Nada berakhir di kantin dan tengah berdiri di depan kulkas yang melihatkan berbagai macam minuman.
Matanya bergerak kanan-kiri memilih minuman mana yang akan ia beli.
Hingga satu menit lebih Nada belum juga memutuskan pilihan.
"Ini aja, enak." Seseorang membuka kulkas dan mengambil sebotol minuman thai tea.
"Lo ngikutin gue?" tanya Nada pada orang itu yang ternyata Hyunjin.
Tanpa mencari alasan apapun, Hyunjin menjawab dengan jujur. "Iya," katanya seraya menyodorkan botol thai tea yang ia ambil tadi.
Nada hanya bisa menghela napas dan meraih minuman pilihan Hyunjin.

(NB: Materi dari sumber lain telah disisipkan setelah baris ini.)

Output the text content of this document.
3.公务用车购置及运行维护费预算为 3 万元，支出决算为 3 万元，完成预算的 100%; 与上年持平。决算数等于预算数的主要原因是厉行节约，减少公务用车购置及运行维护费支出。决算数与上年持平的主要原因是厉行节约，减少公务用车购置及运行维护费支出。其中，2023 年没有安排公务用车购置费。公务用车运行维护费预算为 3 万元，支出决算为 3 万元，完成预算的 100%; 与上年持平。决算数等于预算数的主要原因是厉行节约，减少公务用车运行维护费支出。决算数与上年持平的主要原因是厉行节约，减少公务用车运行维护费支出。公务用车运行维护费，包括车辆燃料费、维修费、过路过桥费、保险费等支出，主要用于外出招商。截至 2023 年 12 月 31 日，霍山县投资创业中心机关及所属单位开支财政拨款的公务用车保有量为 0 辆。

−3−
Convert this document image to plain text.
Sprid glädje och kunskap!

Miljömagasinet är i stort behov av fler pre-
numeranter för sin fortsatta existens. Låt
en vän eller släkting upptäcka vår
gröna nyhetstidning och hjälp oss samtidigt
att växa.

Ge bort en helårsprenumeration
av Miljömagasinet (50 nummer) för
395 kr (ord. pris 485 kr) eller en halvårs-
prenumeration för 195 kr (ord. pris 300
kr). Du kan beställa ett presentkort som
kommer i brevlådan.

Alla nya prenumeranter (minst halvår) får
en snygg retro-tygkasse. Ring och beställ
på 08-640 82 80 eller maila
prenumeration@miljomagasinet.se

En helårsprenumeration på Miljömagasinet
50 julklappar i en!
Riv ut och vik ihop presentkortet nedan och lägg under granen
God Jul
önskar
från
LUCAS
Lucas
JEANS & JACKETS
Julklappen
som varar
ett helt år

Pasalnya cewek itu benar-benar bingung harus meminum apa.
Setelah membayar, Nada duduk di salah satu meja pojok kantin, dan tentu saja Hyunjin masih menbuntutinya dengan minuman thai tea yang juga di tangannya.
"Bisa nggak, sehari aja nggak ganggu gue?"
"Aku nggak ganggu kok."
"Tapi gue merasa terganggu. Liat deh orang-orang pada natap kita. Risih," ujar Nada yang sedari tadi merasa kurang nyaman karena terus ditatap orang-orang.
"Oh aku sama kamu sudah jadi kita?"
"Astaga. Gila."
"Iya aku emang gila kayaknya deh." Bisa-bisanya Hyunjin berkata seperti itu tetap dengan gelagat dinginnya.
"Udah ah, gue mau ada kelas, jangan ikutin gue!"
Nada berdiri dari duduknya, hendak beranjak dari sana namun bola matanya berputar saat itu juga. Pasalnya, dia tidak ingin masuk kelas hari ini.
Hyunjin menatap Nada dengan senyum tipisnya, "Pasti kamu males masuk kelas, kan?"
"Sotoy lo!" tukas Nada kesal padahal apa yang dikatakan Hyunjin itu benar adanya.
"Wajah lo udah keliatan banget, wajah-wajah pengen bolos."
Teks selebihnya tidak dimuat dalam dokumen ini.